Ethics Committee Formal Opinion #1993-94/7
Candor to Tribunal: Use of Questionable Evidence in Criminal Defense
January 27, 1994
A Lawyer must not offer evidence to a tribunal that the lawyer knows to be false. (Rule 3.3(a)(3)).
A lawyer may refuse to offer evidence that the lawyer reasonably believes is false. (Rule 3.3(c)).
If a lawyer refuses to offer evidence because the lawyer believes it to be false, the lawyer must promptly notify the client. (Rule 1.4(a)).
In criminal cases, a defense lawyer’s options under Rule 3.3 may be qualified by constitutional provisions for due process and the right to counsel. ( ABA Comment to Rule 3.3).
- Is it ethically permissible for an attorney, during a criminal representation of a client, to use an affidavit obtained by the client’s prior attorney, when such affidavit (absolving client of criminal liability), contradicts prior statements of the affiant (an alleged co-conspirator of client’s)?

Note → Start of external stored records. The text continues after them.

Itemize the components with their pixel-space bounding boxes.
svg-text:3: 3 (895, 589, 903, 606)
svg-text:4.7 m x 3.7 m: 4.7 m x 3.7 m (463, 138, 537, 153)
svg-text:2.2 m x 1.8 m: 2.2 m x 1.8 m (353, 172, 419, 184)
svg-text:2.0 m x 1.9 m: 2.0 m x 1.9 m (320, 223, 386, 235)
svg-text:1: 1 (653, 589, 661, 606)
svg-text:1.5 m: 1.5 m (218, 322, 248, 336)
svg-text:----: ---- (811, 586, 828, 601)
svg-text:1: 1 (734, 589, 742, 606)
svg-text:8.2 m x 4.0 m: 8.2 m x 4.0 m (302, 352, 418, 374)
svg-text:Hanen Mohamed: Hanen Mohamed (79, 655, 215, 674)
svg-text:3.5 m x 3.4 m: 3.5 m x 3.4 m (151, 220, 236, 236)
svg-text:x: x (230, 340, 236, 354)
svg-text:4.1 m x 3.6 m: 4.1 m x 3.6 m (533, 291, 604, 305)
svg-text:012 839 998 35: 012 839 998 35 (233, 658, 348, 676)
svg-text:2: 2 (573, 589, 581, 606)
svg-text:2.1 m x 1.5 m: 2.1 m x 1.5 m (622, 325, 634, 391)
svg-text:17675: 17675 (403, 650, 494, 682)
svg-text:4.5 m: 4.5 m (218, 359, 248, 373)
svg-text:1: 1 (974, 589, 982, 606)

- What ethical limitations are there for a lawyer representing his client in a criminal proceeding in using an affidavit not known to be false, but clearly contradicted by prior statements and actions of the affiant?
- Does the fact that the attorney is aware that the client’s prior attorney who prepared the affidavit withdrew for “ethical reasons,” preclude attorney’s use of an affidavit absolving client of criminal liability, which affidavit the attorney does not know to be false?